I’ve heard that magical realism is a hot new genre. What is magical realism exactly? Can you tell me where to find more information about this genre? Can you give me any examples of children’s books that are considered magical realism?
You’ve probably heard that because of the buzz surrounding the new TV show Pushing Daisies, which has a magical realism theme, although I have seen the show yet.
There are many different definitions, but in general magical realism is when elements of the supernatural are interjected into a normal, modern world setting.
In his article, What is Magical Realism, Really?, Bruce Holland Rogers writes: “Magical realism is not speculative and does not conduct thought experiments. Instead, it tells its stories from the perspective of people who live in our world and experience a different reality from the one we call objective. If there is a ghost in a story of magical realism, the ghost is not a fantasy element but a manifestation of the reality of people who believe in and have ‘real’ experiences of ghosts.”
For a fascinating analysis of the many different aspects of magical realism, be sure to read the entire article.

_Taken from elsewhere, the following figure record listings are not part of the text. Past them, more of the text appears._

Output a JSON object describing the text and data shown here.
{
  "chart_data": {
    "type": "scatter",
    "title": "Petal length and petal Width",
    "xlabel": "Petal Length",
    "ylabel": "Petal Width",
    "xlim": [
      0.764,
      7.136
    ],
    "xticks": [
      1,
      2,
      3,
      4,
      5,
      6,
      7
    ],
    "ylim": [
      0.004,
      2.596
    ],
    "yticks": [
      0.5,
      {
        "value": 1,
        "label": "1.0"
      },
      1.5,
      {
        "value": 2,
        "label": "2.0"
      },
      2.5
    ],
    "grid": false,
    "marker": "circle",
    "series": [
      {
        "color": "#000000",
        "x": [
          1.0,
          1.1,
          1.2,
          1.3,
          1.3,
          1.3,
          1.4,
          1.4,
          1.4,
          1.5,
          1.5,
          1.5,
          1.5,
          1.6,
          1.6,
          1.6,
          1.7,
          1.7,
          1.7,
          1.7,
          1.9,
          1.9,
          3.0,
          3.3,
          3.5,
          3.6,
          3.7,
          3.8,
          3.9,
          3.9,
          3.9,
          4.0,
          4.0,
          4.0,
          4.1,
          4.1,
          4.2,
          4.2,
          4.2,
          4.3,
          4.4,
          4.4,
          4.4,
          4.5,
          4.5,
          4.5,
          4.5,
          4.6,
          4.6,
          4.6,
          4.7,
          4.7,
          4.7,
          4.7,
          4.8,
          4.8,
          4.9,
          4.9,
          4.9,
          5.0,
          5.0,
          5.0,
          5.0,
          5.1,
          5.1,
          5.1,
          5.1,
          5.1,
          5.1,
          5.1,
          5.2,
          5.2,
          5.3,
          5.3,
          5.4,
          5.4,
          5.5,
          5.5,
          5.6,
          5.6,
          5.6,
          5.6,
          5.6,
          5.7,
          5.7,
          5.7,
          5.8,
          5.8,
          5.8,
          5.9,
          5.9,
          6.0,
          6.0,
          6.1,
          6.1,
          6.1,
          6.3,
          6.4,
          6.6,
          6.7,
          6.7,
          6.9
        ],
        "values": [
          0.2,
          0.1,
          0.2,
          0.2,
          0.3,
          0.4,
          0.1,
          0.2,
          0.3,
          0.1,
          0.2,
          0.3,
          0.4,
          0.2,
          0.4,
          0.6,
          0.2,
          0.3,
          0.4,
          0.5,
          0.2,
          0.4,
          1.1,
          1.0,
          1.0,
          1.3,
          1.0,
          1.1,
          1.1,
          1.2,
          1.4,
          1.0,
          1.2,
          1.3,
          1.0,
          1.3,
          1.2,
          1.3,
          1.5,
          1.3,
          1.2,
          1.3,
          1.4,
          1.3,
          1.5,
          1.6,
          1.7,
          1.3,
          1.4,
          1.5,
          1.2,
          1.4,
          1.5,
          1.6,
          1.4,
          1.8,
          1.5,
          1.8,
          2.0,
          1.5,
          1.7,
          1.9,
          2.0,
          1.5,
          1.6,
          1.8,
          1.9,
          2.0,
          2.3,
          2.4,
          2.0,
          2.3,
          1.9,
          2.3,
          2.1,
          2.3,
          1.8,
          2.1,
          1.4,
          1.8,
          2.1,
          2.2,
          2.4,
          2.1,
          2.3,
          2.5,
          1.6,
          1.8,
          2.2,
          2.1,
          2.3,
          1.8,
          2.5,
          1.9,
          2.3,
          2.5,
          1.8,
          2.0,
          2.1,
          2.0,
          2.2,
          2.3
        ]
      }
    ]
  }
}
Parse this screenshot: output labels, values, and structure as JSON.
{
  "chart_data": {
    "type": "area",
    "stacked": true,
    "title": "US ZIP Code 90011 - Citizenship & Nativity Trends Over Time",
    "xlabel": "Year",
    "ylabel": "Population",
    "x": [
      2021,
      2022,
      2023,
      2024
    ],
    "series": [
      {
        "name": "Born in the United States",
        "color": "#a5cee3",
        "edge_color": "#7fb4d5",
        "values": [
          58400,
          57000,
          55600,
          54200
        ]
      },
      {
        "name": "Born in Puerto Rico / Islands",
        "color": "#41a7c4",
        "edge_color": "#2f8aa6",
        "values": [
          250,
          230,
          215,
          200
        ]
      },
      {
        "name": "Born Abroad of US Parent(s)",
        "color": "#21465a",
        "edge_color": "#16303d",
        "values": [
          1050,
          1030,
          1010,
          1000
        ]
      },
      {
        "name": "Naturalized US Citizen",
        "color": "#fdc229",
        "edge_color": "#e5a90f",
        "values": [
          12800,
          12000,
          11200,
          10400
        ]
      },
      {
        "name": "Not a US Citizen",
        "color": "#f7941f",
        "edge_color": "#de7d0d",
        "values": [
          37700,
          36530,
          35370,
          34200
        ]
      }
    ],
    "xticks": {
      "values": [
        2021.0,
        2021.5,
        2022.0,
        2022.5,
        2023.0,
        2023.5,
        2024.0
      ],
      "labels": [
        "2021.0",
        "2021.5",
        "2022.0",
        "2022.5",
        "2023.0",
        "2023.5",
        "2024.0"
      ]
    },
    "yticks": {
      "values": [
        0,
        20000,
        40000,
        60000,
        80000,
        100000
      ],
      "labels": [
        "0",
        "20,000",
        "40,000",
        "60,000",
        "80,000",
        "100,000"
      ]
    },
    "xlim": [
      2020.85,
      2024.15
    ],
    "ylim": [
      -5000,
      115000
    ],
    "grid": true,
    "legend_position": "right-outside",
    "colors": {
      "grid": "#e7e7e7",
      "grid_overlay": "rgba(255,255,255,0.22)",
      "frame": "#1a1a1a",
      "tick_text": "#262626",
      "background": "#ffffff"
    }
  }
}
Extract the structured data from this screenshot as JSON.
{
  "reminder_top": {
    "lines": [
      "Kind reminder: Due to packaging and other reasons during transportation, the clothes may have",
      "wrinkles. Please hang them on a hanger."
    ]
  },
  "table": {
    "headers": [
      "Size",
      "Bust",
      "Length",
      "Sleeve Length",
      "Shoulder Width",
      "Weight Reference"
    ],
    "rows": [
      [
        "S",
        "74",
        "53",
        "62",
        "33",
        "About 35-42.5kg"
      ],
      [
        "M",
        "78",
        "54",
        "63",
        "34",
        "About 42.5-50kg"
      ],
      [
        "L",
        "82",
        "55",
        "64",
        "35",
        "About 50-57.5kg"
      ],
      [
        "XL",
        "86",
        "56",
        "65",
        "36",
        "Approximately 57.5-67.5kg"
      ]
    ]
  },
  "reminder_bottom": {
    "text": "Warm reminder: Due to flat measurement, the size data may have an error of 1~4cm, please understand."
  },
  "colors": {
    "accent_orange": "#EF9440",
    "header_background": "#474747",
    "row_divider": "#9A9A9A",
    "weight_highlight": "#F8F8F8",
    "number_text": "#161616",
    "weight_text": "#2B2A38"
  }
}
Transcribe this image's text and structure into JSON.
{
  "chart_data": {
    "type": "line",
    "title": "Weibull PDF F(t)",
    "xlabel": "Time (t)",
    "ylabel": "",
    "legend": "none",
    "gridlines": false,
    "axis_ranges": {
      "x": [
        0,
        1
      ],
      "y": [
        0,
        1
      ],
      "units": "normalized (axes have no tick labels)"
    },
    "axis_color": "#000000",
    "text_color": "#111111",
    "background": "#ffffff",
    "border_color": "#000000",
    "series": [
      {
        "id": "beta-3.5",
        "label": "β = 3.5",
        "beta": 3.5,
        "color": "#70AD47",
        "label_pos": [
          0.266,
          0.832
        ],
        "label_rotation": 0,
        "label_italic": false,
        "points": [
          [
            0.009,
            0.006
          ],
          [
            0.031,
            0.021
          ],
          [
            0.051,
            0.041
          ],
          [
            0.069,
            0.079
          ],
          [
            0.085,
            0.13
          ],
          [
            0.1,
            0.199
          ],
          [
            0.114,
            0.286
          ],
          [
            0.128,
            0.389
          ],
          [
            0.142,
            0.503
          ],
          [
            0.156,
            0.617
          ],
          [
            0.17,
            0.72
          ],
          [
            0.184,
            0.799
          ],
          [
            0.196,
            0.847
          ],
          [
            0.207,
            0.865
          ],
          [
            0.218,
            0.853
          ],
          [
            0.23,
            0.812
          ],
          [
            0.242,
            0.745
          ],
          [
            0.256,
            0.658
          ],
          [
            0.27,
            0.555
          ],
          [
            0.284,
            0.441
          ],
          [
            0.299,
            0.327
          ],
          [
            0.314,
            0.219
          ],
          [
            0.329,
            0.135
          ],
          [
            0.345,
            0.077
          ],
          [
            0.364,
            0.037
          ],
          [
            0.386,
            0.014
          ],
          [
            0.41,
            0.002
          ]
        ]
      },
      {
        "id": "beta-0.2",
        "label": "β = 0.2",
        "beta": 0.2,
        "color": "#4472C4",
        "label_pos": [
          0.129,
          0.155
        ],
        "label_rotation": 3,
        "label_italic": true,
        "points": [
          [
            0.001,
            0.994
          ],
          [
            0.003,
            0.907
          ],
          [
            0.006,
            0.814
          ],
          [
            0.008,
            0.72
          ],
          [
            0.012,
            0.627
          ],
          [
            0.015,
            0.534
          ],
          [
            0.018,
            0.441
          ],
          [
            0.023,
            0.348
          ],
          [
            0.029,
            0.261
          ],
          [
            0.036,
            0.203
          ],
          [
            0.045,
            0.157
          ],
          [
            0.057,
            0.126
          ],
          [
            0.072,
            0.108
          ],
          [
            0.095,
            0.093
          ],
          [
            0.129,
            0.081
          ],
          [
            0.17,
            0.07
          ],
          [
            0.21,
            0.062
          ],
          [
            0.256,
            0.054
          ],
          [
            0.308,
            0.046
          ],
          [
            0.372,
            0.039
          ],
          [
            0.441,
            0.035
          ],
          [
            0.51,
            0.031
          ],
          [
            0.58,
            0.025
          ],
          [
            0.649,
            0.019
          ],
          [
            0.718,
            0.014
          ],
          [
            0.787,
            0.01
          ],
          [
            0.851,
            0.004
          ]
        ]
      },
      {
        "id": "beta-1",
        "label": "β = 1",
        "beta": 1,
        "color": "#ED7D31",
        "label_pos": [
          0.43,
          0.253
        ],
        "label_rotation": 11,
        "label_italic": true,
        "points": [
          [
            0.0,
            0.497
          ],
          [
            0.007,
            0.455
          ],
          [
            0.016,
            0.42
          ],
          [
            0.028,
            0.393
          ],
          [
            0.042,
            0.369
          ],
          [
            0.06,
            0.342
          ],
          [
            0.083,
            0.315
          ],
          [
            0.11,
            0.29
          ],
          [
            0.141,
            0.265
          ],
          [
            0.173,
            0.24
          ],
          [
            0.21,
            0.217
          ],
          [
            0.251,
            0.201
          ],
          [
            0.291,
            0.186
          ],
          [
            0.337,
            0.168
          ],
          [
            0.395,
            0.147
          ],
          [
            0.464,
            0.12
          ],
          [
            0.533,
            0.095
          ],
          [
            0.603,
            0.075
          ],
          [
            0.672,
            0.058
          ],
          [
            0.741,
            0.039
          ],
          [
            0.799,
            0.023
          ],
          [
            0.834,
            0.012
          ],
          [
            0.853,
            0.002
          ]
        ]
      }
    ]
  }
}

Also, I happen to love Wikipedia. So be sure to check out their in-depth historical and literary perspectives on magical realism.
Serendipity is a new free online ezine of magical realism for adults.
MR Central is an online magical realism interactive community. At the website you can find the archives for Margin, the online magical realism ezine for kids, which is no longer published. You can also find an alphabetical list of children’s magical realism fiction, including such popular favorites as: Holes by Louis Sachar, James and the Giant Peach by Roald Dahl, and Tuck Everlasting by Natalie Babbitt.